Thinking about Paywalls and Writing

I’ve been thinking a lot about Andrew Sullivan’s new venture (still) and wanted to get some thoughts down. These may be disjointed — I’m using this post as a scrapbook of sorts.

In general, writers probably want to spread their ideas as much as they want to make money.

Books do both, but online, the expected cost for the reader is $0. If you charge, you lost the vast majority of that audience — like the penny gap, but for content.

The default rule should, therefore, be that you don’t want to charge people to read. Forget the business model for a moment — if your goal is to influence or something similar, it makes a lot more sense to keep (most of?) the content free.

This isn’t absolute, even if the given is true. Gated content at a top publication (e.g. ESPN’s Insider) is probably better than ungated content at a much smaller one, but that’s an ever-thinning exception outside of sports (where ESPN is the clear market leader). Part of the value comes from the size of the publication, as your reach is larger even with the paywall; part comes from the reputational value of the larger pub (which is probably why books are still awesome for spreading ideas).

Reader-experience aside, where the money comes from shouldn’t really matter much.

This isn’t an observation about ads. Let’s assume you solicit donations to support your writing. $100,000 from one person is the same as $10 from 10,000 people each. Assuming that there’s no expectations on behalf of the donor, the two should be identical to the writer.

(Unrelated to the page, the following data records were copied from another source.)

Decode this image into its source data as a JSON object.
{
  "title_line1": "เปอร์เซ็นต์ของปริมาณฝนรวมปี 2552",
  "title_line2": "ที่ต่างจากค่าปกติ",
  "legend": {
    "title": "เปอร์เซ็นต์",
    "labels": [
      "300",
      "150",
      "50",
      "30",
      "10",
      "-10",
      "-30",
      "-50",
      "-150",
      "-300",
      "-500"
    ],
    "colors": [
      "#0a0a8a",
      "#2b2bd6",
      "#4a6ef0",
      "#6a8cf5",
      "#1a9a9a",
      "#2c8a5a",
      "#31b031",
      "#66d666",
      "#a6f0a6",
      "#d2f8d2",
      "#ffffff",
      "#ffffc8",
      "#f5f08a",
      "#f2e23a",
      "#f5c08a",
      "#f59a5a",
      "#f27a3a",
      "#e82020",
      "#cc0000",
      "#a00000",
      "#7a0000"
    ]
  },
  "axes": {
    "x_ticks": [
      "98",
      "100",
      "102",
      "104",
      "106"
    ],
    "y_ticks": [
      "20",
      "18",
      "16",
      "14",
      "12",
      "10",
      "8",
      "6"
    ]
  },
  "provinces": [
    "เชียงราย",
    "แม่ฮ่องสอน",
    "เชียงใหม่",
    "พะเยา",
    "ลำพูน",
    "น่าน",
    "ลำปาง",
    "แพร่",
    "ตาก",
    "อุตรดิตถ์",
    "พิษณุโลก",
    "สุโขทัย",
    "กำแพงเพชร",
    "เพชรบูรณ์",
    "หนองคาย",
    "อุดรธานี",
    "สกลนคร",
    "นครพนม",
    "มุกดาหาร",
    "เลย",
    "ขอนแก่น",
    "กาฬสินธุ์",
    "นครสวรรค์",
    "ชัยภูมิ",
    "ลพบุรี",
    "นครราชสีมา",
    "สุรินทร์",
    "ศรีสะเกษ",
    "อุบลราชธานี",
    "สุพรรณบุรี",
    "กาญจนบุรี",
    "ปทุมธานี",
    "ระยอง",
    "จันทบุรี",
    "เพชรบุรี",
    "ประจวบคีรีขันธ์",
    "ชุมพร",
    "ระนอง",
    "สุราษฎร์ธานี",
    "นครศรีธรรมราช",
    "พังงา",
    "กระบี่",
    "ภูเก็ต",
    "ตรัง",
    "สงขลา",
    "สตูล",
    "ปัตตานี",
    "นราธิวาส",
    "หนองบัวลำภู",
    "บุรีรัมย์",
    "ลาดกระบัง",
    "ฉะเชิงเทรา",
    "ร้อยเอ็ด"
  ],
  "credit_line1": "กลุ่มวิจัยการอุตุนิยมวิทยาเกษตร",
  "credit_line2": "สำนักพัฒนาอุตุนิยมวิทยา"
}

There are some exceptions to this, too. Some people believe that if you don’t pay for content, you shouldn’t be entitled to it; or, perhaps, that if some people pay, others shouldn’t be entitled to it.

There may be more money in ex post donations than ex ante purchases.

This is rank speculation on my part. But: are people buying access to future Andrew Sullivan content, or donating in thanks of past content? I think there’s a good case to be made that it’s more the latter than the former:

I’m eyeballing this, and, treating the $20 buyers as the same as $19.99 buyers, it looks like about 60% of his day-one buyers spent the minimum. I think it’s fair to say that the other 40% are as much donors as they are purchasers — and obviously, some (I’d say the 10% who paid $50 or more) are clearly donors over purchasers.